March 11, 1997: Time Travel - Fred Bell

Mar 11, 1997
3h 25m
0:00 / 0:00
Dr. Fred Bell, a former NASA spacecraft checkout engineer and physicist, joins Art Bell to discuss time travel, the Philadelphia Experiment, and exotic propulsion technologies. Bell describes building an octahedral time machine in his Laguna Beach backyard, a 20-foot structure using Wimhurst-style electrostatic generators, capacitor arrays creating Bifield-Brown effects, a caduceus cancel coil, and a high-powered laser, all aimed at warping local spacetime through field collapse.

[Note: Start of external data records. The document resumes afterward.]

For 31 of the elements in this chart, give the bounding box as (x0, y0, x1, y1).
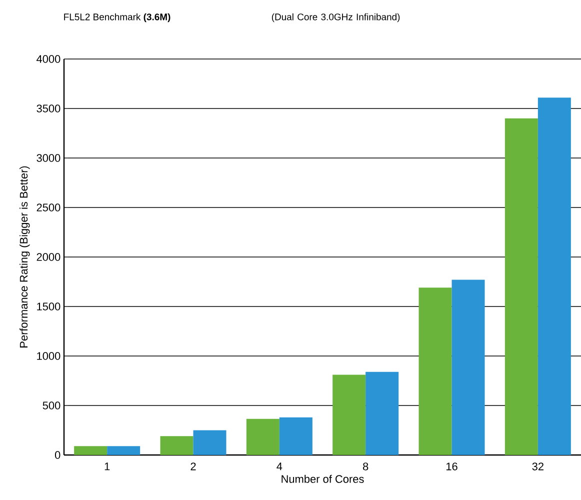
x-tick-label: 2 (190, 462, 196, 470)
x-tick-label: 8 (363, 462, 368, 470)
bar (107, 446, 140, 455)
y-tick-label: 3000 (36, 154, 60, 162)
bar (366, 372, 399, 455)
bar (538, 98, 571, 455)
y-tick-label: 500 (42, 402, 60, 410)
bar (193, 430, 226, 455)
bar (418, 288, 452, 455)
x-tick-label: 16 (446, 462, 458, 470)
y-tick-label: 4000 (36, 55, 60, 63)
x-axis-title: Number of Cores (282, 474, 364, 483)
y-axis-title: Performance Rating (Bigger is Better) (20, 166, 30, 348)
bar (160, 436, 194, 455)
bar (452, 280, 485, 455)
y-tick-label: 2000 (36, 253, 60, 261)
bar (279, 417, 312, 455)
x-tick-label: 32 (532, 462, 544, 470)
x-tick-label: 1 (104, 462, 110, 470)
bar (246, 418, 280, 455)
bar (74, 446, 108, 455)
y-tick-label: 3500 (36, 104, 60, 112)
bar (504, 118, 538, 455)
bar (332, 374, 366, 455)
y-tick-label: 1000 (37, 352, 60, 360)
chart-subtitle: (Dual Core 3.0GHz Infiniband) (272, 13, 400, 22)
y-tick-label: 1500 (37, 302, 60, 310)
x-tick-label: 4 (276, 462, 282, 470)
y-tick-label: 0 (54, 451, 60, 459)
y-tick-label: 2500 (36, 204, 60, 212)
chart-title: FL5L2 Benchmark (3.6M) (64, 13, 170, 22)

Bell claims his device achieved brief forward displacement in time, during which he observed a car's headlight photons as discrete speckled points rather than a continuous beam. A deeper activation produced total blackness outside the porthole, which he interprets as confirmation that no physical future exists until consciousness creates it. He connects his work to the Philadelphia Experiment, describing his involvement at the University of Michigan's Randolph Laboratory in the 1950s where researchers used billion-electron-volt power supplies to vaporize coil arrangements in sealed rooms.

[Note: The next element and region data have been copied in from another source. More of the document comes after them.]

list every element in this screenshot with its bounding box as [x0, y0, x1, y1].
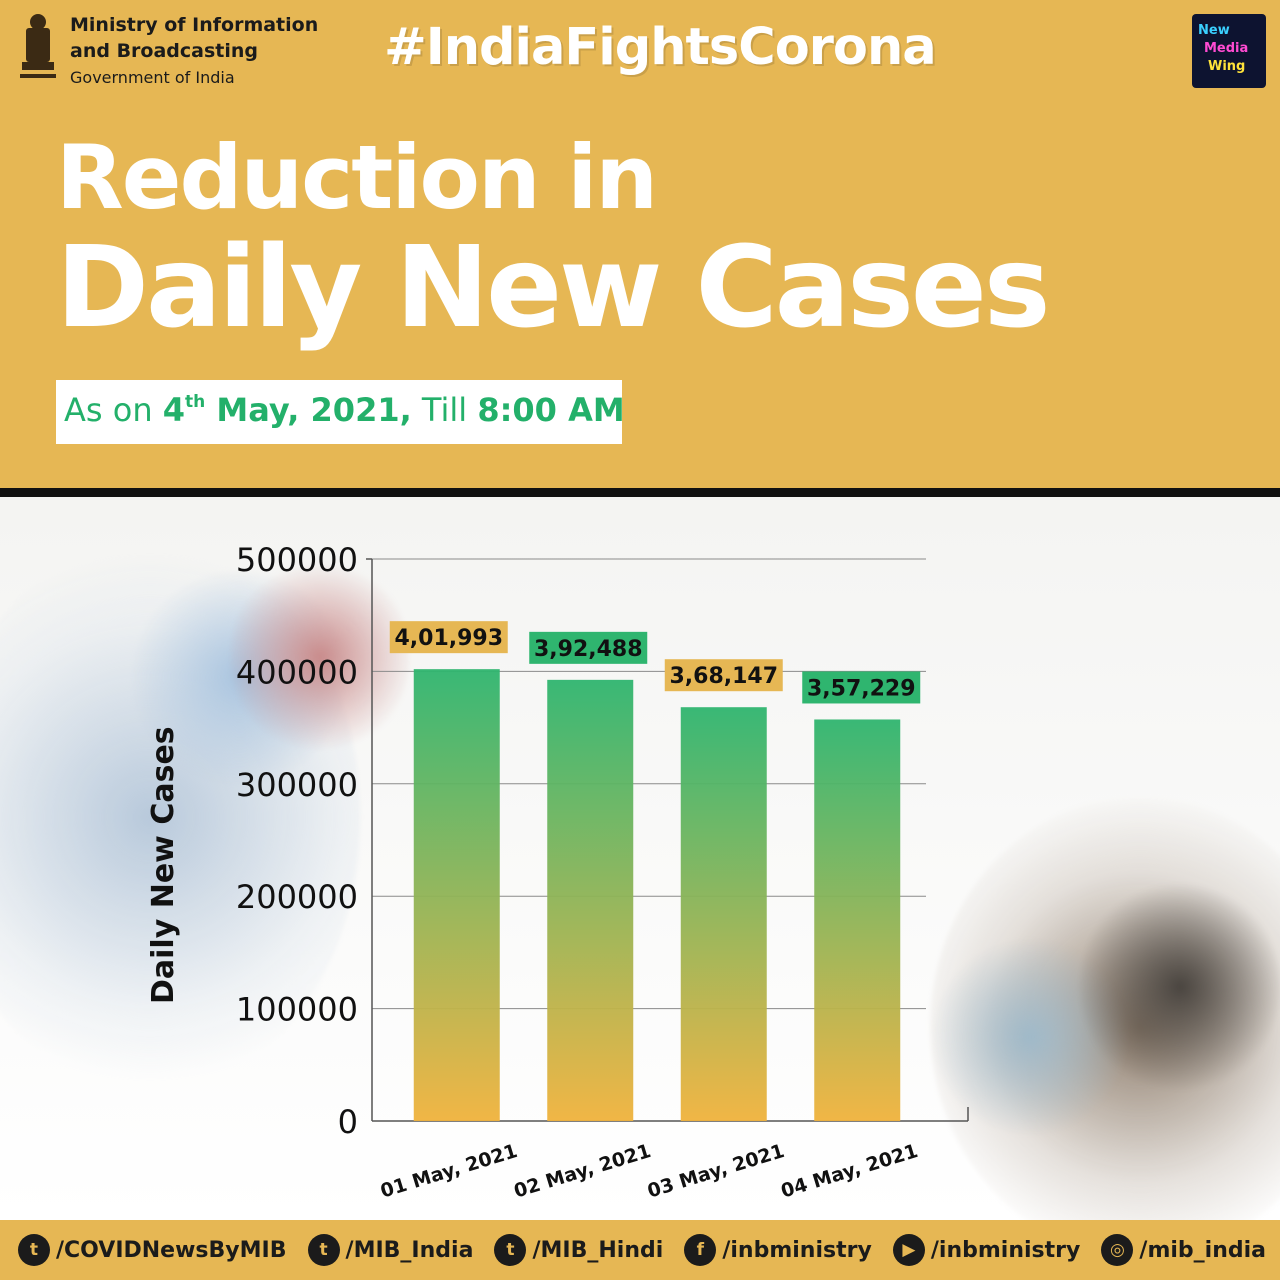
national-emblem-icon	[20, 14, 56, 78]
twitter-icon: t	[494, 1234, 527, 1266]
instagram-icon: ◎	[1101, 1234, 1134, 1266]
handle-text: /MIB_Hindi	[532, 1237, 664, 1263]
y-tick-label: 500000	[236, 541, 358, 579]
data-label-box	[529, 631, 648, 664]
ministry-line-1: Ministry of Information	[70, 14, 319, 36]
hashtag-title: #IndiaFightsCorona	[384, 18, 937, 77]
y-tick-label: 400000	[236, 653, 358, 691]
bar	[680, 707, 767, 1121]
y-tick-label: 300000	[236, 766, 358, 804]
asof-day: 4	[162, 391, 186, 429]
bar-chart-svg: 0 100000 200000 300000 400000 500000 4,01,993 0…	[236, 541, 969, 1203]
social-handle-instagram[interactable]: ◎ /mib_india	[1101, 1234, 1266, 1266]
data-label: 3,57,229	[807, 676, 916, 701]
x-tick-label: 02 May, 2021	[511, 1140, 653, 1203]
ministry-name: Ministry of Information and Broadcasting…	[70, 12, 318, 92]
handle-text: /MIB_India	[345, 1237, 474, 1263]
ministry-line-2: and Broadcasting	[70, 40, 259, 62]
data-label-box	[664, 659, 783, 692]
y-tick-label: 100000	[236, 991, 358, 1029]
handle-text: /inbministry	[722, 1237, 872, 1263]
social-footer: t /COVIDNewsByMIB t /MIB_India t /MIB_Hi…	[0, 1220, 1280, 1280]
asof-prefix: As on	[64, 391, 163, 429]
logo-word-3: Wing	[1208, 59, 1246, 74]
bar-chart: 0 100000 200000 300000 400000 500000 4,01,993 0…	[0, 497, 1280, 1220]
x-tick-label: 03 May, 2021	[645, 1140, 787, 1203]
headline-line-2: Daily New Cases	[56, 223, 1051, 353]
social-handle-mib-india-twitter[interactable]: t /MIB_India	[307, 1234, 474, 1266]
asof-till: Till	[411, 391, 478, 429]
data-label-box	[389, 621, 508, 654]
ministry-line-3: Government of India	[70, 68, 235, 87]
logo-word-1: New	[1198, 23, 1230, 38]
social-handle-facebook[interactable]: f /inbministry	[684, 1234, 872, 1266]
headline-line-1: Reduction in	[56, 126, 658, 229]
bar	[547, 679, 634, 1121]
handle-text: /inbministry	[930, 1237, 1081, 1263]
y-tick-label: 0	[338, 1103, 358, 1141]
twitter-icon: t	[18, 1234, 50, 1266]
bar	[413, 669, 500, 1121]
as-of-date-box: As on 4th May, 2021, Till 8:00 AM	[56, 380, 625, 444]
youtube-icon: ▶	[892, 1234, 925, 1266]
data-label: 3,92,488	[534, 637, 643, 662]
data-label-box	[802, 671, 921, 704]
new-media-wing-logo: New Media Wing	[1192, 14, 1266, 88]
x-tick-label: 01 May, 2021	[378, 1140, 520, 1203]
social-handle-youtube[interactable]: ▶ /inbministry	[892, 1234, 1081, 1266]
bar	[814, 719, 901, 1121]
handle-text: /COVIDNewsByMIB	[56, 1237, 287, 1263]
y-tick-label: 200000	[236, 878, 358, 916]
x-tick-label: 04 May, 2021	[778, 1140, 920, 1203]
social-handle-covidnewsbymib[interactable]: t /COVIDNewsByMIB	[18, 1234, 286, 1266]
data-label: 3,68,147	[669, 664, 778, 689]
header-divider	[0, 488, 1280, 497]
social-handle-mib-hindi[interactable]: t /MIB_Hindi	[494, 1234, 663, 1266]
logo-word-2: Media	[1204, 41, 1249, 56]
asof-time: 8:00 AM	[477, 391, 625, 429]
handle-text: /mib_india	[1139, 1237, 1266, 1263]
background-photo	[0, 497, 1280, 1220]
facebook-icon: f	[684, 1234, 717, 1266]
y-axis-label: Daily New Cases	[146, 726, 181, 1004]
asof-day-suffix: th	[185, 392, 206, 412]
header-banner: Ministry of Information and Broadcasting…	[0, 0, 1280, 488]
data-label: 4,01,993	[394, 626, 503, 651]
asof-date: May, 2021,	[205, 391, 412, 429]
twitter-icon: t	[307, 1234, 340, 1266]
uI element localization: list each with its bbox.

The conversation ranges from human aura fields and endocrine gland consciousness to Element 115 propulsion, Pleiadian contact, and the Great Pyramid's true age. Art oscillates between fascination and skepticism, ultimately unable to fully categorize his guest. Bell emerges as equal parts rocket scientist and mystic, a compelling figure operating at the far edge of experimental physics.

Key Moments

  1. The 20-foot octahedron in the Laguna Beach yard: Fred Bell describes the first time machine he says he built - an octahedral structure roughly 20 feet tall in his backyard in Laguna Beach, with a large acceleration tube down the center. He invokes his Saturn rocket-building credentials when Art questions building 'something in the backyard,' and notes the device caused trees nearby to grow in circles and triggered a fight with the city.

  2. Two pyramids, 12 feet at the base, a million volts: Bell takes Art through the build: an octahedron made of two pyramids - one right-side-up, one inverted - each 12 feet at the base, with a 2-foot-diameter tunnel running point-to-point down the middle. A Wimshurst-style electrostatic generator mounted around the outside spins one disc clockwise and another counter-clockwise to create roughly one million volts of opposing charge.

  3. Caduceus coil, laser column, pinching through time: Bell describes what's inside the central tube: a 'caduceus coil' wound so each turn cancels the next, collapsing the magnetic field to a void - the same effect, he claims, behind the Bermuda Triangle and the USS Eldridge in the Philadelphia experiment. A high-powered laser fires up the column. Outside, the Wimshurst capacitors fire in proximity-switched sequence to mock up a Möbius / Biefeld-Brown field around the vehicle, then the whole thing collapses to zero output and 'pinches through time.'

  4. First test: a car stopped on the hill outside: Asked how he knew the device had done anything, Bell describes the first time they collapsed the field at night. Through a porthole in the capacitor-studded door, he could see out. A car was on the road going up the hill - and the car wasn't moving. The car had stopped.